A guideline for preoperative assessment and a standardisation of the clinical examination is needed. Differences in the availability of imaging modalities are profound. We propose that ultrasound be considered the first-choice modality, given that it is more easily available and less expensive than computed tomography and magnetic resonance imaging. At present, ultrasound, including stone size measurement, can be performed at most ENT departments.

CONCLUSION

Sialoendoscopy is a safe, effective and minimally invasive method for the diagnosis and treatment of non-neoplastic obstructive disease in the large salivary glands. The procedure is now available at certain ENT departments across Denmark. The procedure should only be performed at a limited number of centres to ensure a sufficient patient flow and sufficiently experienced sialoendoscopists. Sialoendoscopy is now considered the second choice following conservative treatment in obstructive non-neoplastic salivary gland disease. Dilation of the papilla and sialoendoscopy and irrigation may in itself alleviate the symptoms in an otherwise normal endoscopy and the gland should therefore not be immediately excised in the same procedure. Further studies are needed to evaluate the long-term effects of sialoendoscopy.

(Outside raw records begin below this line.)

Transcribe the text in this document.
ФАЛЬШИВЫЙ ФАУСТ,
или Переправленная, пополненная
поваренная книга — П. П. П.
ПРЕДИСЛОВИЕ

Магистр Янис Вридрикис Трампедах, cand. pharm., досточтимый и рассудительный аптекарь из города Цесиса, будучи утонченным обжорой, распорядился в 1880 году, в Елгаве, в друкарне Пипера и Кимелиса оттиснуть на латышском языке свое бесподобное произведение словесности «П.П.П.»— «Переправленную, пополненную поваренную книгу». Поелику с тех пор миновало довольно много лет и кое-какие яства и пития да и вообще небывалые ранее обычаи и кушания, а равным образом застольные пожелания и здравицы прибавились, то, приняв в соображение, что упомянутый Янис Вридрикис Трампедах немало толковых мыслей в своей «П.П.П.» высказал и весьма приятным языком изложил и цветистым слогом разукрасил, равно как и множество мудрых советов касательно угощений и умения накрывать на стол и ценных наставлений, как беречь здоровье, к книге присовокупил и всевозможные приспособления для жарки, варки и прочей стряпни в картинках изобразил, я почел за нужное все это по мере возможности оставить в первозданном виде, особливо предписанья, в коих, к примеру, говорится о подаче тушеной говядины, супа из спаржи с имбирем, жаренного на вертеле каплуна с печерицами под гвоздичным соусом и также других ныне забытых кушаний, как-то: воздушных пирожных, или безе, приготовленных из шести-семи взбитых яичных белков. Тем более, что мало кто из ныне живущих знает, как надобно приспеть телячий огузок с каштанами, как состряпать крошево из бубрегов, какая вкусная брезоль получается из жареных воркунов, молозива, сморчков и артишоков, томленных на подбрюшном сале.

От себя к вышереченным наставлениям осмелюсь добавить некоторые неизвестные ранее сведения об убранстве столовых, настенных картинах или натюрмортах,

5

Correspondence: Jacob Danquart, Bakkedraget 16, 2. tv., 3400 Hillerød, Denmark. E-mail: jacob@danquart.dk

Accepted: 15 November 2010

Conflicts of interest: As a faculty member, Preben Homøe has attended the 12. Sialoendoscopy Course held 9-11 October, 2008 in Geneva. The course was supported by Karl Storz GmbH, Germany. Karl Storz are producers and manufactures of the equipment needed for sialoendoscopy. Course and travel expenses were paid. However, this was unrelated to the present manuscript.